Pope Benedict offered special prayers and encouragement to Christians persecuted for their faith and to the people of the Middle East, asking members of all religious and ethnic groups to work together for the common good and respect for human rights.
“Particularly in Syria, may there be an end to bloodshed and an immediate commitment to the path of respect, dialogue and reconciliation” after months of violent battles between Syria’s government and opposition forces.
The Pope also prayed for the people of Iraq, for Israelis and Palestinians, for those suffering famine and violence in the Horn of Africa, and for those suffering from conflict in Mali and in Sudan and South Sudan.
At the end of his message, he wished people a happy Easter in 65 languages, including Mongolian, Hebrew, Hindi, Chinese, Maori, Esperanto and Latin.
In English, he said: “May the grace and joy of the risen Christ be with you all.”
At the Easter Vigil the night before, the Pope welcomed eight adults into the Church. Among those he baptised and confirmed was Jason Emerick, a 36-year-old from the Archdiocese of Boston. Two of the catechumens were from Germany and the others were from Turkmenistan, Italy, Albania, Slovakia and Cameroon.
Light, fire and candles were the symbols highlighted during the Pope’s vigil.
Like Easter vigils throughout the world, the Mass began with the lighting of a fire. In the atrium of St Peter’s Basilica there was a large brazier full of blazing coals. An assistant lit a small taper from the coals and handed it to the pope so he could light the towering Easter candle.
A deacon carried the candle to the entrance of the darkened basilica and chanted: “The light of Christ.”
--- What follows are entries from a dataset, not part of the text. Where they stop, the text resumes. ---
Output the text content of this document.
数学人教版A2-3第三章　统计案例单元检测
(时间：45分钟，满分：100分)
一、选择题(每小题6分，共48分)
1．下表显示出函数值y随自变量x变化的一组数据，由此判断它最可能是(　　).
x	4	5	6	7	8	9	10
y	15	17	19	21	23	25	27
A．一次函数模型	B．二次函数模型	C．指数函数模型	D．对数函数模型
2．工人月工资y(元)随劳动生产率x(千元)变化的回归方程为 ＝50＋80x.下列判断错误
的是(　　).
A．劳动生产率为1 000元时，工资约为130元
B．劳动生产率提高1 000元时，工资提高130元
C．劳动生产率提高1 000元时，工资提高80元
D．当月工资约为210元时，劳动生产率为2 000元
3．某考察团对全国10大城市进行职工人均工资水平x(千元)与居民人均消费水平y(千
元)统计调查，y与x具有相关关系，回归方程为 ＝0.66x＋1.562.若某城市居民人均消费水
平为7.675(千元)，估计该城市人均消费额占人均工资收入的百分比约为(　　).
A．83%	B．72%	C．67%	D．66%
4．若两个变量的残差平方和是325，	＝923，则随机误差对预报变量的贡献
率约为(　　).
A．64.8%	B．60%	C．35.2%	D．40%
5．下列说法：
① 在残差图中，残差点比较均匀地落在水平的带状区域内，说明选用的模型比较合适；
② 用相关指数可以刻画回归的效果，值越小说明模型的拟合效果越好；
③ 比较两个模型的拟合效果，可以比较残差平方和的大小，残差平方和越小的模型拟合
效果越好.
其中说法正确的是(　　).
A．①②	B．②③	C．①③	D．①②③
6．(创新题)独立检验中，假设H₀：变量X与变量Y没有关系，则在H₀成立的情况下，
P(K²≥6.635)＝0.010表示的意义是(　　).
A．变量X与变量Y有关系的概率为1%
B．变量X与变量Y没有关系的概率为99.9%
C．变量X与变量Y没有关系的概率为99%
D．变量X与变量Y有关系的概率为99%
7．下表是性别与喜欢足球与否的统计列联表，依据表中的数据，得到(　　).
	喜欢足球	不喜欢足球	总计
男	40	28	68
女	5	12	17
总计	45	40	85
The smaller candle carried by Pope Benedict was lit and he got onto his mobile platform to be pushed up the aisle of the basilica in silence and what should have been darkness. Although announcers – in multiple languages – had asked the crowd not to use flashes on their cameras during the procession, bursts of light accompanied the Pope toward the altar.
But the cameras could not destroy the impact of the candles held by members of the congregation being lighted one by one and the glow spreading throughout the world’s largest church.
In his homily Pope Benedict said: “To say that God created light means that God created the world as a space for knowledge and truth, as a space for encounter and freedom, as a space for good and love.”
The light of Easter, he said, proclaims forever the fact that “life is stronger than death. Good is stronger than evil. Love is stronger than hate. Truth is stronger than lies.”
The world needs the light of Christ and the light of faith, because darkness always attempts to obscure people’s vision of what is good and evil and what the purpose of their life is, the Pope said.
“Today we can illuminate our cities so brightly that the stars of the sky are no longer visible,” he said. “Is this not an image of the problems caused by our version of enlightenment?
“With regard to material things, our knowledge and our technical accomplishments are legion,” he said. But when it comes to the more important matters, such as “the things of God and the question of good”, people can no longer see them.
“Faith, then, which reveals God’s light to us, is the true enlightenment, enabling God’s light to break into our world, opening our eyes to the true light,” he said.